Winning The Customer’s Good Will
by [?]

“I showed Sam the telegram.

“‘Vell, vell, vell. I nefer had a ting to happen like dot in my life,’ said he. ‘Now, I know you are my frient. If you had send dose vlowers while you knew I vas alife, I would have t’ought you done it to sell me a bill but you send ’em ven you t’ought I vas deat. Ged op your stuff, Mark, you bet your life I haf a bill for you. I will make it dobble vat I t’ought I vould. You are de only man dat has proved he vas my frient.'”

“Did I ever tell you how I got on the south side of Ed Marks?” said Sam Wood. We had nearly all heard this story before, but still it was a pleasure to get Wood started, so we all urged him to proceed.
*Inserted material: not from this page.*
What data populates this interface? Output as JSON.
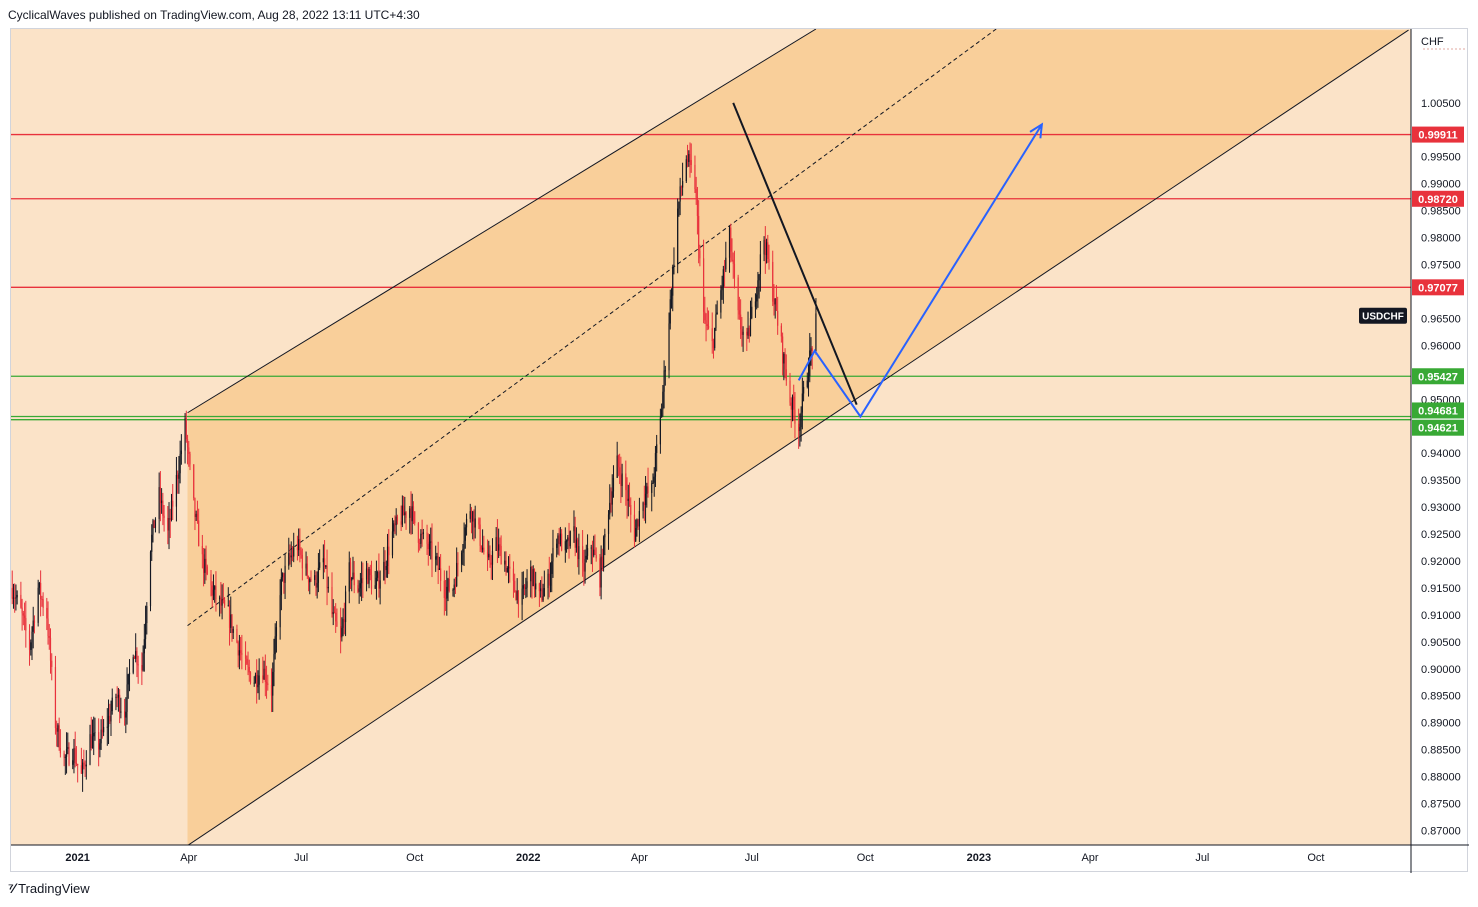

“Well, it came about this way,” said Sam, squaring himself in his chair, as we lit our cigars. “It was in the old flush days, you know, Goodness! How I wish we had some more mining camps now like Ed’s old town. Business was business in those days–to sell a man ten thousand in clothing was nothing! Why, I’ve sold Ed as much as twenty-five thousand dollars in one season. His account alone, one year, would have supported me. I know one time he came into our store and I took him upstairs and sold him the whole side of the house–overcoats that stacked up clear to the ceiling, and he bought them quick as a flash. He just looked at them. He said, ‘How much for the lot?’ I gave him a price, and before I could snap my finger he said, ‘All right, ship them out. Send about a fourth by express and the others right away by freight.'”

“Yes, but how did you start him, Sam?”

“Oh, I’m just going to get to that now. I was something of a kid when I started out west. I’ve always been a plunger, you know. Of course I’ve cut out fingering chips for a long time now, but there was no stake too high for me in those days. It cost a whole lot of money to travel out west when I first struck that country. It was before the time when clothing houses sent out swatches in one trunk. They weren’t such close propositions then as now. They’re trying to put this clothing business now on a dry goods basis.

“Well, I carried fourteen trunks and five hundred wouldn’t last me more than two weeks. I just cashed a draft before I struck Ed’s town. I had heard that he was a hard man to handle and I didn’t know just exactly how to get at him, but luck was with me.

“The night I got into town, I went into the den out from the office. You know that in those days the hotels would board suckers for nothing if they would only play their money. I knew Ed by sight and I saw him standing by the faro table. ‘Ah, here’s my chance,’ said I. I pulled out my roll and asked the dealer to give me two hundred in chips. I played him twenty on a turn and then said to the dealer, ‘What’s your limit?’ The roof’s off,’ said he. ‘All right, 250 on the bullet,’ said I, sliding over. ‘250 goes,’ said he. I lost. I repeated the bet. I lost again. By this time they began to crowd around the table. I didn’t see Ed then at all, you know, except out of the corner of my eye. I could see that he was getting interested and I saw him put his hand down in his pocket. I lost another 250. Three straight bets of 250 to the bad, but I thought I might just as well be game as not and lose it all at one turn as well as any other way, if I had to lose. All I was playing for was to get an acquaintance with Ed anyhow and that was easily worth 500 to me if I could ever get him into my sample room, and I knew it. Gee! Those were great old times then.